- Refineries Performed Below 15% in 2016
The consolidated operational performance of Nigeria’s three refineries based on their capacity utilisation was below 15 per cent in 2016, the Nigerian National Petroleum Corporation said.
Nigeria’s refineries are the Warri Refining and Petrochemical Company located in Delta State, Port Harcourt Refining Company in Rivers State, and the Kaduna Refining and Petrochemical Company in Kaduna State.
The facilities got 445,000 barrels of crude oil on a daily basis for the 12-month period, but refined less than 15 per cent of this volume on average.
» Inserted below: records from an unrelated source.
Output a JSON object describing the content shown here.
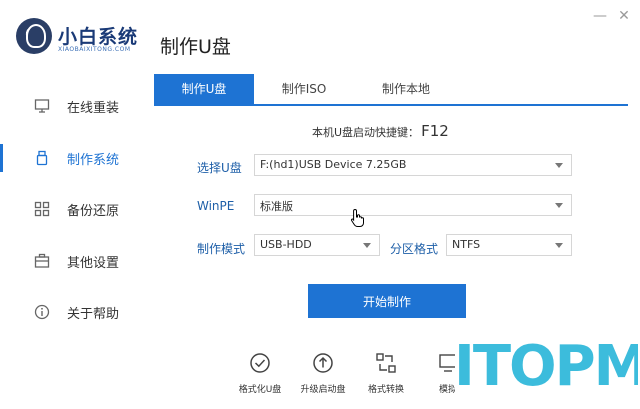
{
  "app": {
    "name": "小白系统",
    "subtitle": "XIAOBAIXITONG.COM",
    "page_title": "制作U盘"
  },
  "window": {
    "minimize": "—",
    "close": "✕"
  },
  "sidebar": {
    "items": [
      {
        "label": "在线重装",
        "icon": "monitor-icon"
      },
      {
        "label": "制作系统",
        "icon": "usb-icon",
        "active": true
      },
      {
        "label": "备份还原",
        "icon": "grid-icon"
      },
      {
        "label": "其他设置",
        "icon": "case-icon"
      },
      {
        "label": "关于帮助",
        "icon": "info-icon"
      }
    ]
  },
  "tabs": [
    {
      "label": "制作U盘",
      "active": true
    },
    {
      "label": "制作ISO"
    },
    {
      "label": "制作本地"
    }
  ],
  "hotkey": {
    "label": "本机U盘启动快捷键：",
    "key": "F12"
  },
  "form": {
    "select_usb": {
      "label": "选择U盘",
      "value": "F:(hd1)USB Device 7.25GB"
    },
    "winpe": {
      "label": "WinPE",
      "value": "标准版"
    },
    "mode": {
      "label": "制作模式",
      "value": "USB-HDD"
    },
    "partition": {
      "label": "分区格式",
      "value": "NTFS"
    }
  },
  "start_button": "开始制作",
  "tools": [
    {
      "label": "格式化U盘",
      "icon": "check-circle-icon"
    },
    {
      "label": "升级启动盘",
      "icon": "upload-circle-icon"
    },
    {
      "label": "格式转换",
      "icon": "convert-icon"
    },
    {
      "label": "模拟",
      "icon": "simulate-icon"
    }
  ],
  "watermark": "ITOPM",
  "colors": {
    "accent": "#1e73d3",
    "watermark": "#3cbcdc"
  }
}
Specifically, the NNPC stated that the combined capacity utilisation of the plants from January to December last year was 13.75 per cent.
Their worst performance was recorded in February, after they recorded a capacity utilisation of 1.72 per cent for the month, the national oil firm said.
It stated that the refineries’ best operational delivery with respect to crude refining was in October as they posted a capacity utilisation of 23.53 per cent.
On individual performance, an analysis of the NNPC’s latest report showed that the WRPC was dormant for five months last year as it did not refine or process a drop of crude oil in January, February, July, November and December.
Similarly, the KRPC was dormant for six months in 2016; it failed to process any crude oil in February, March, June, July, November and December.
Only the PHRC was able to process crude oil for 11 months in 2016. It did not process crude oil in September last year.
The NNPC stated that the total crude processed by the three local refineries for December 2016 was 141,998 metric tonnes (1,041,129 barrels).
This, it said, translated to a combined yield efficiency of 82.44 per cent compared to crude processed in November 2016 of 232,768MT (1,706,655 barrels), which translated to a combined yield efficiency of 87.08 per cent.
It said, “For the month of December 2016, the three refineries produced 121,555MT of finished petroleum products out of 141,998MT of crude processed at a combined capacity utilisation of 7.55 per cent compared to 12.78 per cent combined capacity utilisation achieved in the month of November 2016.
“The adverse performance was due to crude pipeline vandalism in the Niger Delta region coupled with ongoing refineries revamp. However, the three refineries continue to operate at minimal capacity. Only the PHRC processed crude during the month of December 2016.”
Commenting on the development, the Director, Emerald Energy Institute, University of Port Harcourt, Prof. Wumi Iledare, told our correspondent that the oil and gas sector needed to be restructured in order to enhance not just the output of refineries but that of the industry as a whole.
Iledare noted that the governance structure of the sector was weak and that this had permeated virtually all the facets of the oil and gas industry, adding that a functional regulatory framework should be put in place.
He urged the Federal Government to seek the inputs of professionals, as well as train operators manning key positions in the industry in order to get the best from them and boost the performance of the sector.